- Born: Baptized 23 April 1738 La Tour-de-Peilz, canton of Vaud, Switzerland
- Died: March 1782 Lac La Ronge
- Occupations: Soldier, fur trader
- Spouse: Marie Josephe De Guire (m. 1761)

= Jean-Étienne Waddens =

Canadian fur trader (1738–1782)

Jean-Étienne Waddens (also Vuadens, Wadin) was born in 1738 to Adam Samuel Waddens (Vaudin) and Bernardine Ermon. He was killed during an argument with Peter Pond in 1782 at Lac La Ronge. He came to Canada as a soldier then worked in the fur trade until his death.

Jean-Étienne Waddens remained in Switzerland until at least 1755, however by 1757, he was serving in the colonial regular troops of New France. In May of that year, he renounced Calvinism. He remained in the Montreal area after the city's surrender in 1760.

Jean-Etienne Waddens married Marie Josephe De Guire on November 23, 1761, in St Laurent near Montreal.
Their children were Josepha Waddens and Veronique Waddens. In 1763, he became a property holder in Montreal. Another daughter, from a marriage "à la façon du pays" (in the style of the country), Marguerite Waddens married Alexander MacKay, a prominent fur trader. When MacKay was killed on the Tonquin, Marguerite married John McLoughlin, who is best known for serving as Chief Factor and Superintendent of the Columbia District of the Hudson's Bay Company at Fort Vancouver from 1824 to 1845.
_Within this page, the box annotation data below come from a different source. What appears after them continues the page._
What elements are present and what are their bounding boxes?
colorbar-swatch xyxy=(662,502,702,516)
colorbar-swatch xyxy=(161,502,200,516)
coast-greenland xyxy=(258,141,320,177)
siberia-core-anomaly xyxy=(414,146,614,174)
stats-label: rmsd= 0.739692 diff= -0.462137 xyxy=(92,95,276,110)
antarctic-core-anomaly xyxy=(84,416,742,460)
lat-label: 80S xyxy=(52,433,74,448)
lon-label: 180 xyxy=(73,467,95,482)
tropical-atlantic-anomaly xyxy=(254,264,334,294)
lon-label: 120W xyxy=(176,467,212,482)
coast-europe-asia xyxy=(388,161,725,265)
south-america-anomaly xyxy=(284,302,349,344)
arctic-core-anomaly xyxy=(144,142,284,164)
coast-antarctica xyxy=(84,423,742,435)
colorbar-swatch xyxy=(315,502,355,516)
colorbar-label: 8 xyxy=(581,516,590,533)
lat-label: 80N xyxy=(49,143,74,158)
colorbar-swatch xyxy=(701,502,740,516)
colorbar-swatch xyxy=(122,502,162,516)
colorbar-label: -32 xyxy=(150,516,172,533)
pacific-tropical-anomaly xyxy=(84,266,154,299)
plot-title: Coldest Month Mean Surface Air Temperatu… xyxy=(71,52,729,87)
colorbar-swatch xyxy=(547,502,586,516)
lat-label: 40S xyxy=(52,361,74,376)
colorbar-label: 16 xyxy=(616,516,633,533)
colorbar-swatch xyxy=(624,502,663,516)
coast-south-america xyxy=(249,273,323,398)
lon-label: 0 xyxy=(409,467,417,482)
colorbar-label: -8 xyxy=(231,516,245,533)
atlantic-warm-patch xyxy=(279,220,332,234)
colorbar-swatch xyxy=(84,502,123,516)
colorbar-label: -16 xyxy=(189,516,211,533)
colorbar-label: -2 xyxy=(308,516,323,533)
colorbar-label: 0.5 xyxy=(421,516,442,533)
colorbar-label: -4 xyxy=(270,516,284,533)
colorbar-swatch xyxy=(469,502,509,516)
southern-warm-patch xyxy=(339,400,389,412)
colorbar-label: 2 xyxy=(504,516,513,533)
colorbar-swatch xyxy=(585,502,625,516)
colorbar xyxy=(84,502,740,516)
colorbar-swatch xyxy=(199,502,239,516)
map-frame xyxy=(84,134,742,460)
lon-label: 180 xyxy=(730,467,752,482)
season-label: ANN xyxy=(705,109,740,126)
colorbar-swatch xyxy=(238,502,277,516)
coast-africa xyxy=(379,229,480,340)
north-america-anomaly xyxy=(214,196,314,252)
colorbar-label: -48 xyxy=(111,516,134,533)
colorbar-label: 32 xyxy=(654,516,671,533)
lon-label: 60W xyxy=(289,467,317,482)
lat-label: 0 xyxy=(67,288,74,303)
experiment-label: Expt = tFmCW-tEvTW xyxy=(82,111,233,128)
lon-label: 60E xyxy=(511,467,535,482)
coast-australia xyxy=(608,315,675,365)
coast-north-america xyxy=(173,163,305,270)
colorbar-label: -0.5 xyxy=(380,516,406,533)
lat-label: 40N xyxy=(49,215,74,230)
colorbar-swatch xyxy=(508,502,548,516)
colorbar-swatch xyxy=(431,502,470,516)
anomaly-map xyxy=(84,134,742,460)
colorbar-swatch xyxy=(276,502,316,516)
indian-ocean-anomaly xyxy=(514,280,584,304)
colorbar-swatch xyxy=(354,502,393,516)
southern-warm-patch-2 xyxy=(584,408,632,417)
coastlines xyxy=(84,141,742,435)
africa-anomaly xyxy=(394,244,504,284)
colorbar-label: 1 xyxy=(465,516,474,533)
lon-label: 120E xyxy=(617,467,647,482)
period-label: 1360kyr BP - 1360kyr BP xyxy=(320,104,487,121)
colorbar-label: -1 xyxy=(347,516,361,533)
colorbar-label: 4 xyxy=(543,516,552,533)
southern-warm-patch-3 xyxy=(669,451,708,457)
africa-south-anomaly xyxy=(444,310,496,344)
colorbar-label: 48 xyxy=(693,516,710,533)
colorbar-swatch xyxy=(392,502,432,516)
Waddens first appeared in fur-trading records as a small independent trader. Beginning in 1772, he was at Grand Portage with eight traders of his traders, who he accompanied. In 1773, he had a licence for two canoes, and an outfit valued at £750, a considerable amount. Between 1773 and 1778, he moved from Lake Winnipeg to the Saskatchewan valley; by 1779 he was on the southern edge of the Athabasca country. In 1779, to counter the idea that separate interests were the bane of the trade, firms trading in the far northwest, including Waddens' joined into one association, known as the “nine parties’ agreement,” a temporary combination usually regarded as the forerunner of the North West Company. At Lac La Rouge, he had a lucrative trade with “the Northward Indians” coming from Lake Athabasca. In late 1781, he was joined by Peter Pond, a man who too represented the company's interests. However, they were on bad terms. In March 1782, Waddens was fatally wounded in a fight, which has been described as murder. In 1783, Mrs Waddens requested Governor of Quebec, Frederick Haldimand to arrest Pond, submitting an affidavit of one of Waddens’ men. Pond was examined in 1785 but was not brought to trial, most likely because Lac La Ronge lay in the territories of the Hudson's Bay Company, beyond the jurisdiction of the Province of Quebec.

Not much is known of Waddens’ character. Alexander Mackenzie's described him as a man of “strict probity and known sobriety”, however it is possibly a formal phrase. Yet, Waddens succeeded in moving up the social ladder from a private in 1757 to a member of the bourgeois of 1782, although not to the rank of the trader-capitalists, like James McGill.